Ampure xp technology

According to the reported protocol, six RNA libraries for input data were generated using NEBNext® Ultra™ RNA Library Prep Kit for Illumina® (NEB, Ipswich, MA, USA). Poly-T oligo-attached to magnetic beads were used to extract mRNA from the prepared RNA library. In the NEBNext First Strand Synthesis Reaction Buffer, fragmentation was performed five times with divalent cations at a high temperature. M-MuLV Reverse Transcriptase and random hexamer primers were used to make first-strand cDNA (RNase H-). Following that, DNA polymerase I and RNase H were used to synthesize second-strand cDNA. The library fragments were purified using the AMPure XP technology to select cDNA fragments ranging from 150 to 200 bp (Beckman Coulter, Beverly, USA). Before PCR, 3 μl of USER Enzyme (NEB, Ipswich, MA, USA) was used with size-selected, adaptor-ligated cDNA at 37°C for 15 minutes and then 5 minutes at 95°C. Phusion High-Fidelity DNA Polymerase, universal PCR primers, and index (X) primer were used in the PCR. According to the manufacturer's instructions, the prepared library quality was assessed using the Agilent Bioanalyzer 2100 system, and PCR products were purified (AMPure XP system). The TruSeq PE Cluster Kit v3-cBot-HS (Illumina) was used to cluster the index-coded samples on a cBot Cluster Generation System.

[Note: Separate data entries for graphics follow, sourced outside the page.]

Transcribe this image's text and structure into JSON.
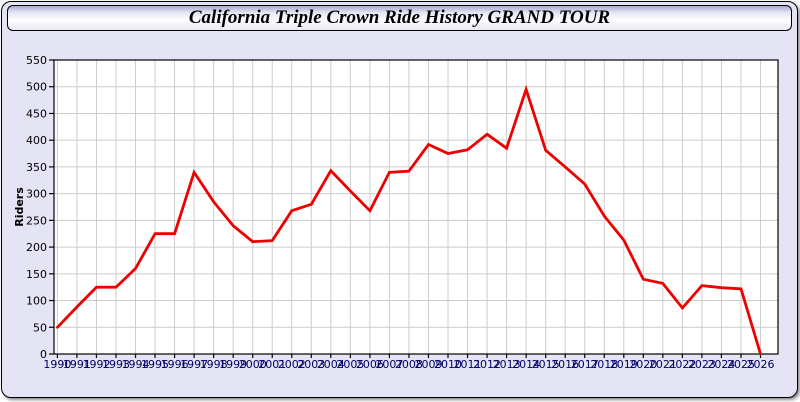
{
  "window": {
    "title": "California Triple Crown Ride History GRAND TOUR"
  },
  "chart_data": {
    "type": "line",
    "title": "California Triple Crown Ride History GRAND TOUR",
    "xlabel": "",
    "ylabel": "Riders",
    "ylim": [
      0,
      550
    ],
    "ytick_interval": 50,
    "grid": true,
    "legend_position": "none",
    "x": [
      1990,
      1991,
      1992,
      1993,
      1994,
      1995,
      1996,
      1997,
      1998,
      1999,
      2000,
      2001,
      2002,
      2003,
      2004,
      2005,
      2006,
      2007,
      2008,
      2009,
      2010,
      2011,
      2012,
      2013,
      2014,
      2015,
      2016,
      2017,
      2018,
      2019,
      2020,
      2021,
      2022,
      2023,
      2024,
      2025,
      2026
    ],
    "series": [
      {
        "name": "Riders",
        "values": [
          50,
          88,
          125,
          125,
          160,
          225,
          225,
          340,
          285,
          240,
          210,
          212,
          268,
          280,
          343,
          305,
          268,
          340,
          342,
          392,
          375,
          382,
          411,
          385,
          495,
          381,
          350,
          318,
          258,
          213,
          140,
          132,
          86,
          128,
          124,
          122,
          0
        ]
      }
    ],
    "theme": {
      "line_color": "#ee0000",
      "panel_background": "#e4e4f4",
      "plot_background": "#ffffff",
      "grid_color": "#cccccc",
      "axis_color": "#000000",
      "xtick_label_color": "#000066",
      "ytick_label_color": "#000000"
    }
  }
}
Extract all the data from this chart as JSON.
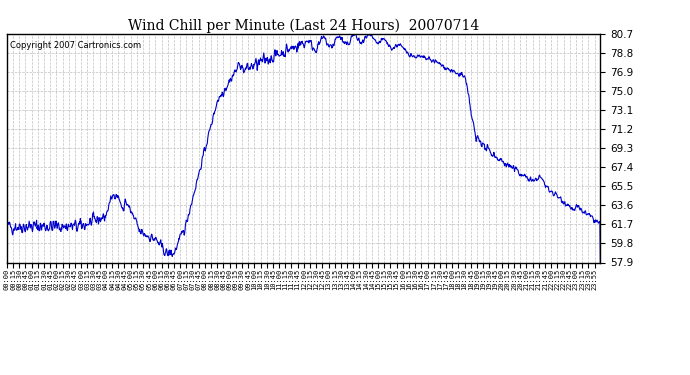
{
  "title": "Wind Chill per Minute (Last 24 Hours)  20070714",
  "copyright": "Copyright 2007 Cartronics.com",
  "line_color": "#0000cc",
  "bg_color": "#ffffff",
  "plot_bg_color": "#ffffff",
  "grid_color": "#aaaaaa",
  "yticks": [
    57.9,
    59.8,
    61.7,
    63.6,
    65.5,
    67.4,
    69.3,
    71.2,
    73.1,
    75.0,
    76.9,
    78.8,
    80.7
  ],
  "ylim": [
    57.9,
    80.7
  ],
  "xtick_labels": [
    "00:00",
    "00:15",
    "00:30",
    "00:45",
    "01:00",
    "01:15",
    "01:30",
    "01:45",
    "02:00",
    "02:15",
    "02:30",
    "02:45",
    "03:00",
    "03:15",
    "03:30",
    "03:45",
    "04:00",
    "04:15",
    "04:30",
    "04:45",
    "05:00",
    "05:15",
    "05:30",
    "05:45",
    "06:00",
    "06:15",
    "06:30",
    "06:45",
    "07:00",
    "07:15",
    "07:30",
    "07:45",
    "08:00",
    "08:15",
    "08:30",
    "08:45",
    "09:00",
    "09:15",
    "09:30",
    "09:45",
    "10:00",
    "10:15",
    "10:30",
    "10:45",
    "11:00",
    "11:15",
    "11:30",
    "11:45",
    "12:00",
    "12:15",
    "12:30",
    "12:45",
    "13:00",
    "13:15",
    "13:30",
    "13:45",
    "14:00",
    "14:15",
    "14:30",
    "14:45",
    "15:00",
    "15:15",
    "15:30",
    "15:45",
    "16:00",
    "16:15",
    "16:30",
    "16:45",
    "17:00",
    "17:15",
    "17:30",
    "17:45",
    "18:00",
    "18:15",
    "18:30",
    "18:45",
    "19:00",
    "19:15",
    "19:30",
    "19:45",
    "20:00",
    "20:15",
    "20:30",
    "20:45",
    "21:00",
    "21:15",
    "21:30",
    "21:45",
    "22:00",
    "22:15",
    "22:30",
    "22:45",
    "23:00",
    "23:15",
    "23:30",
    "23:55"
  ]
}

The TRIzol reagent (Dalian, China) was used to extract the total RNA from 18 hepatopancreas samples at 6, 12, and 24 hpi in accordance with the manufacturer’s instructions. The challenge groups were named AV6_1, AV6_2, AV6_3, AV12_1, AV12_2, AV12_3, AV24_1, AV24_2, AV24_3, whereas the control groups were marked as C6_1, C6_2, C6_3, C12_1, C12_2, C12_3, C24_1, C24_2, C24_3, separately. These libraries were obtained after the whole RNA was first screened and purified using the AMPure XP technology (Beckman Coulter, Beverly, CA, USA). Following these libraries’ initial Qubit 2.0 quantification, they were diluted to 1.5 ng/uL and identified using an Agilent 2100 bioanalyzer. These libraries’ quality was further ensured by using qRT-PCR to precisely measure their effective concentration. The libraries’ construction and sequencing were completed using the Illumina NovaSeq 6000.